Austin health leaders preparing for alternate COVID-19 care sites, discussing mass casualty plans
AUSTIN (KXAN) —Twelve cases of the delta variant have been confirmed in Travis County, Dr. Desmar Walkes said Tuesday in a virtual Travis County Commissioners Court, however local health leaders believe the delta variant accounts for many more cases in the community.
Dr. Walkes said Austin Public Health is seeing a “rapid spread” of the delta variant, mostly in unvaccinated people, and in younger people who are not yet approved to be vaccinated. Nearly 20% of people who are in the ICU with COVID-19 in Austin are under the age of 30.
“We’re at a crossroads,” Dr. Walkes said. “We’re planning for alternate care sites now.” She also said area health leaders are talking seriously about “mass casualty planning.”
KXAN reached out to Austin Public Health to get more details on what that plan entails.
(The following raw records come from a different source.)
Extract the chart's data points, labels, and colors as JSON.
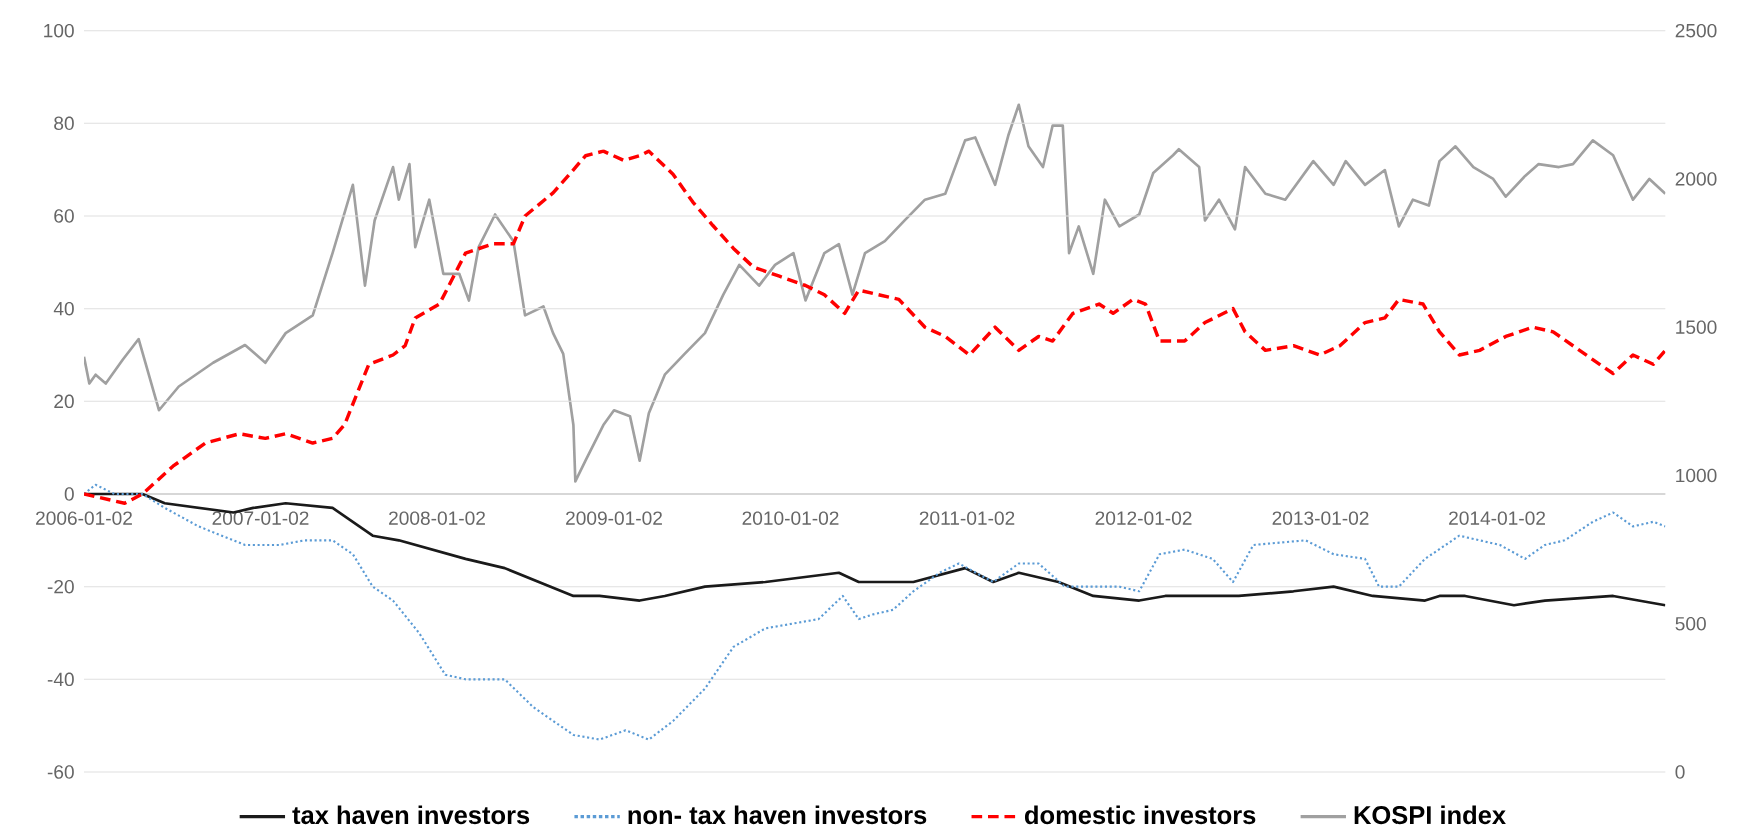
{
  "chart_data": {
    "type": "line",
    "legend": "bottom",
    "grid": "y",
    "xlim": [
      "2006-01-02",
      "2014-12-16"
    ],
    "xticks": [
      "2006-01-02",
      "2007-01-02",
      "2008-01-02",
      "2009-01-02",
      "2010-01-02",
      "2011-01-02",
      "2012-01-02",
      "2013-01-02",
      "2014-01-02"
    ],
    "ylim": [
      -60,
      100
    ],
    "yticks": [
      -60,
      -40,
      -20,
      0,
      20,
      40,
      60,
      80,
      100
    ],
    "y2lim": [
      0,
      2500
    ],
    "y2ticks": [
      0,
      500,
      1000,
      1500,
      2000,
      2500
    ],
    "series": [
      {
        "name": "tax haven investors",
        "color": "#1a1a1a",
        "line_style": "solid",
        "axis": "y",
        "x": [
          "2006-01-02",
          "2006-05-03",
          "2006-06-18",
          "2006-11-07",
          "2006-12-18",
          "2007-02-23",
          "2007-05-31",
          "2007-08-22",
          "2007-10-15",
          "2008-03-01",
          "2008-05-21",
          "2008-10-10",
          "2008-12-03",
          "2009-02-24",
          "2009-04-17",
          "2009-07-09",
          "2009-11-11",
          "2010-04-12",
          "2010-05-23",
          "2010-08-02",
          "2010-09-13",
          "2010-12-29",
          "2011-02-25",
          "2011-04-19",
          "2011-07-10",
          "2011-09-20",
          "2011-12-24",
          "2012-02-16",
          "2012-07-17",
          "2012-11-07",
          "2013-01-29",
          "2013-04-20",
          "2013-08-06",
          "2013-09-05",
          "2013-10-28",
          "2014-02-06",
          "2014-04-11",
          "2014-08-30",
          "2014-12-16"
        ],
        "values": [
          0,
          0,
          -2,
          -4,
          -3,
          -2,
          -3,
          -9,
          -10,
          -14,
          -16,
          -22,
          -22,
          -23,
          -22,
          -20,
          -19,
          -17,
          -19,
          -19,
          -19,
          -16,
          -19,
          -17,
          -19,
          -22,
          -23,
          -22,
          -22,
          -21,
          -20,
          -22,
          -23,
          -22,
          -22,
          -24,
          -23,
          -22,
          -24
        ]
      },
      {
        "name": "non- tax haven investors",
        "color": "#5b9bd5",
        "line_style": "dotted",
        "axis": "y",
        "x": [
          "2006-01-02",
          "2006-01-26",
          "2006-03-06",
          "2006-05-03",
          "2006-06-18",
          "2006-08-27",
          "2006-12-01",
          "2007-02-10",
          "2007-04-03",
          "2007-05-31",
          "2007-07-12",
          "2007-08-22",
          "2007-10-03",
          "2007-11-26",
          "2008-01-19",
          "2008-03-01",
          "2008-05-21",
          "2008-07-19",
          "2008-10-10",
          "2008-12-03",
          "2009-01-26",
          "2009-03-15",
          "2009-05-04",
          "2009-07-09",
          "2009-09-06",
          "2009-11-11",
          "2010-03-01",
          "2010-04-20",
          "2010-05-23",
          "2010-06-21",
          "2010-08-02",
          "2010-09-13",
          "2010-11-06",
          "2010-12-16",
          "2011-02-25",
          "2011-04-19",
          "2011-05-30",
          "2011-07-23",
          "2011-09-20",
          "2011-11-13",
          "2011-12-24",
          "2012-02-04",
          "2012-03-27",
          "2012-05-24",
          "2012-07-05",
          "2012-08-16",
          "2012-12-02",
          "2013-01-29",
          "2013-04-04",
          "2013-05-03",
          "2013-06-13",
          "2013-08-06",
          "2013-10-16",
          "2014-01-08",
          "2014-03-01",
          "2014-04-11",
          "2014-05-22",
          "2014-07-19",
          "2014-08-30",
          "2014-10-10",
          "2014-11-21",
          "2014-12-16"
        ],
        "values": [
          0,
          2,
          0,
          0,
          -3,
          -7,
          -11,
          -11,
          -10,
          -10,
          -13,
          -20,
          -23,
          -30,
          -39,
          -40,
          -40,
          -46,
          -52,
          -53,
          -51,
          -53,
          -49,
          -42,
          -33,
          -29,
          -27,
          -22,
          -27,
          -26,
          -25,
          -21,
          -17,
          -15,
          -19,
          -15,
          -15,
          -20,
          -20,
          -20,
          -21,
          -13,
          -12,
          -14,
          -19,
          -11,
          -10,
          -13,
          -14,
          -20,
          -20,
          -14,
          -9,
          -11,
          -14,
          -11,
          -10,
          -6,
          -4,
          -7,
          -6,
          -7
        ]
      },
      {
        "name": "domestic investors",
        "color": "#ff0000",
        "line_style": "dashed",
        "axis": "y",
        "x": [
          "2006-01-02",
          "2006-03-27",
          "2006-05-03",
          "2006-07-05",
          "2006-09-10",
          "2006-11-19",
          "2007-01-12",
          "2007-02-23",
          "2007-04-20",
          "2007-05-31",
          "2007-06-25",
          "2007-08-14",
          "2007-10-03",
          "2007-10-28",
          "2007-11-18",
          "2008-01-07",
          "2008-03-01",
          "2008-04-27",
          "2008-06-08",
          "2008-07-02",
          "2008-08-29",
          "2008-10-02",
          "2008-11-04",
          "2008-12-11",
          "2009-01-22",
          "2009-02-24",
          "2009-03-15",
          "2009-05-04",
          "2009-06-14",
          "2009-07-25",
          "2009-09-06",
          "2009-10-17",
          "2009-12-10",
          "2010-02-02",
          "2010-03-13",
          "2010-04-24",
          "2010-05-23",
          "2010-07-03",
          "2010-08-14",
          "2010-10-07",
          "2010-11-18",
          "2011-01-07",
          "2011-03-01",
          "2011-04-19",
          "2011-05-30",
          "2011-06-28",
          "2011-08-09",
          "2011-10-02",
          "2011-10-31",
          "2011-12-11",
          "2012-01-06",
          "2012-02-04",
          "2012-03-27",
          "2012-05-08",
          "2012-07-05",
          "2012-07-30",
          "2012-09-10",
          "2012-11-07",
          "2012-12-31",
          "2013-02-11",
          "2013-04-04",
          "2013-05-15",
          "2013-06-13",
          "2013-08-02",
          "2013-09-05",
          "2013-10-16",
          "2013-11-27",
          "2014-01-20",
          "2014-03-17",
          "2014-04-28",
          "2014-06-08",
          "2014-07-19",
          "2014-08-30",
          "2014-10-10",
          "2014-11-21",
          "2014-12-16"
        ],
        "values": [
          0,
          -2,
          0,
          6,
          11,
          13,
          12,
          13,
          11,
          12,
          15,
          28,
          30,
          32,
          38,
          41,
          52,
          54,
          54,
          60,
          65,
          69,
          73,
          74,
          72,
          73,
          74,
          69,
          63,
          58,
          53,
          49,
          47,
          45,
          43,
          39,
          44,
          43,
          42,
          36,
          34,
          30,
          36,
          31,
          34,
          33,
          39,
          41,
          39,
          42,
          41,
          33,
          33,
          37,
          40,
          35,
          31,
          32,
          30,
          32,
          37,
          38,
          42,
          41,
          35,
          30,
          31,
          34,
          36,
          35,
          32,
          29,
          26,
          30,
          28,
          31
        ]
      },
      {
        "name": "KOSPI index",
        "color": "#a0a0a0",
        "line_style": "solid",
        "axis": "y2",
        "x": [
          "2006-01-02",
          "2006-01-13",
          "2006-01-26",
          "2006-02-16",
          "2006-03-23",
          "2006-04-25",
          "2006-06-06",
          "2006-07-17",
          "2006-09-26",
          "2006-12-01",
          "2007-01-12",
          "2007-02-23",
          "2007-04-20",
          "2007-05-31",
          "2007-07-12",
          "2007-08-06",
          "2007-08-26",
          "2007-10-03",
          "2007-10-15",
          "2007-11-06",
          "2007-11-18",
          "2007-12-17",
          "2008-01-15",
          "2008-02-17",
          "2008-03-08",
          "2008-03-28",
          "2008-05-01",
          "2008-06-08",
          "2008-07-02",
          "2008-08-09",
          "2008-08-29",
          "2008-09-19",
          "2008-10-10",
          "2008-10-14",
          "2008-11-04",
          "2008-12-11",
          "2009-01-02",
          "2009-02-04",
          "2009-02-24",
          "2009-03-15",
          "2009-04-17",
          "2009-05-28",
          "2009-07-09",
          "2009-08-16",
          "2009-09-18",
          "2009-10-29",
          "2009-12-01",
          "2010-01-08",
          "2010-02-02",
          "2010-03-13",
          "2010-04-12",
          "2010-05-10",
          "2010-06-05",
          "2010-07-16",
          "2010-08-26",
          "2010-10-07",
          "2010-11-18",
          "2010-12-29",
          "2011-01-19",
          "2011-03-01",
          "2011-03-29",
          "2011-04-19",
          "2011-05-09",
          "2011-06-08",
          "2011-06-28",
          "2011-07-19",
          "2011-08-01",
          "2011-08-21",
          "2011-09-20",
          "2011-10-14",
          "2011-11-13",
          "2011-12-24",
          "2012-01-22",
          "2012-03-03",
          "2012-03-15",
          "2012-04-26",
          "2012-05-08",
          "2012-06-06",
          "2012-07-09",
          "2012-07-30",
          "2012-09-10",
          "2012-10-21",
          "2012-12-18",
          "2013-01-29",
          "2013-02-23",
          "2013-04-04",
          "2013-05-15",
          "2013-06-13",
          "2013-07-12",
          "2013-08-14",
          "2013-09-05",
          "2013-10-08",
          "2013-11-14",
          "2013-12-25",
          "2014-01-20",
          "2014-03-01",
          "2014-03-29",
          "2014-05-10",
          "2014-06-08",
          "2014-07-19",
          "2014-08-30",
          "2014-10-10",
          "2014-11-13",
          "2014-12-16"
        ],
        "values": [
          1400,
          1310,
          1340,
          1310,
          1390,
          1460,
          1220,
          1300,
          1380,
          1440,
          1380,
          1480,
          1540,
          1750,
          1980,
          1640,
          1860,
          2040,
          1930,
          2050,
          1770,
          1930,
          1680,
          1680,
          1590,
          1770,
          1880,
          1790,
          1540,
          1570,
          1480,
          1410,
          1170,
          980,
          1050,
          1170,
          1220,
          1200,
          1050,
          1210,
          1340,
          1410,
          1480,
          1610,
          1710,
          1640,
          1710,
          1750,
          1590,
          1750,
          1780,
          1610,
          1750,
          1790,
          1860,
          1930,
          1950,
          2130,
          2140,
          1980,
          2150,
          2250,
          2110,
          2040,
          2180,
          2180,
          1750,
          1840,
          1680,
          1930,
          1840,
          1880,
          2020,
          2080,
          2100,
          2040,
          1860,
          1930,
          1830,
          2040,
          1950,
          1930,
          2060,
          1980,
          2060,
          1980,
          2030,
          1840,
          1930,
          1910,
          2060,
          2110,
          2040,
          2000,
          1940,
          2010,
          2050,
          2040,
          2050,
          2130,
          2080,
          1930,
          2000,
          1950
        ]
      }
    ]
  }
}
A spokesperson told us: “At this time both the alternate care site and mass casualty planning are still discussions and are not being operationalized as the hospitals have not requested that they needed either.”
That spokesperson added that they know surges can happen within a couple of days, which is why they’re having planning conversations now.
Dr. Walkes reported that of the nearly 690,000 people who have been fully vaccinated in Travis County since January 1, 623 people have tested positive for COVID-19 despite being vaccinated. She stressed that even though we’re seeing more breakthrough cases because of the delta variant, it’s still important to get the vaccine.
“That is a good success rate for our community, that is what we need to talk away from this,” Dr. Walkes said. “The rise is not as important as the fact that the vaccine itself does protect.”
Below you can see the University of Texas’ most recent projections for both hospitalizations and ICU patients in the Austin-Round Rock area.
According to the Austin COVID-19 dashboard, which was updated Sunday, 227 people are hospitalized right now. The seven day moving average is 37, which means roughly 37 people are being admitted to area hospitals daily. That statistic is largely what steers risk-based guidelines in the Austin-Travis County area.
Stage 5 risk-based guidelines would be triggered when that seven-day moving average hits 50 or more. Health leaders can trigger it more quickly should they see a dramatic rate of increase. To move back down to Stage 3, the 7-day rolling average of new admissions would need to be less than 30.
“This unrelenting rise has to stop,” Dr. Walkes said, noting that COVID-19 positivity rates have risen rapidly within the community in the past three weeks.
“This rise is unprecedented,” Dr. Walkes said. “In previous surges, it’s taken up to 10 weeks to have this kind of impact in the number of cases and number of positive tests.”
Also in Tuesday’s briefing with Travis County Commissioners, APH Chief Medical Officer Dr. Mark Escott said the rise in hospitalizations is putting a strain on hospitals that have already lost a lot of staff.
“Our healthcare systems are stressed,” Dr. Escott said. “We have hundreds of nurses short in Travis County and the surrounding area. We’ve got dozens of EMTs and paramedics short right now throughout our EMS systems. We don’t have the staffing that we had six months ago because people have left. Additional staffing from the state is gone.”
Officials with Baylor Scott & White say they’re managing through the shortages to staff their hospitals’ needs for now.
“We’re starting to see a lot of patients come back into the hospital that are extremely ill, so that takes a toll on our staff,” said Dr. Rob Watson, Chief Medical Officer of Greater Austin Region of BSW Health.
Dr. Watson says hospital system is working to give employees as much time off as possible to recharge for their mental and physical health. He asks community members to do their part through getting vaccinated and masking.
“Please help us, you know, start to tamp this down and get it going back in the other direction,” Dr. Watson said.
The Austin-Travis County area is in Stage 4 risk-based guidelines right now, which asks people who are unvaccinated to avoid any travel or shopping unless absolutely necessary, and to do so in a mask. It also asks people who are vaccinated to mask up.
The guidelines are not enforceable by Austin-Travis County, because of an executive order signed by Gov. Greg Abbott, but are what Dr. Walkes has previously called an individual call to action.
Meanwhile, the CDC is expected to backpedal on some of its masking guidelines Tuesday. A federal official, who anonymously spoke to the Associated Press, said the agency would be recommending that vaccinated people wear masks indoors in parts of the country where the virus was surging.
Several cities nationwide have already reinstated their masks mandates this month including Savannah, Georgia and St. Louis, Missouri.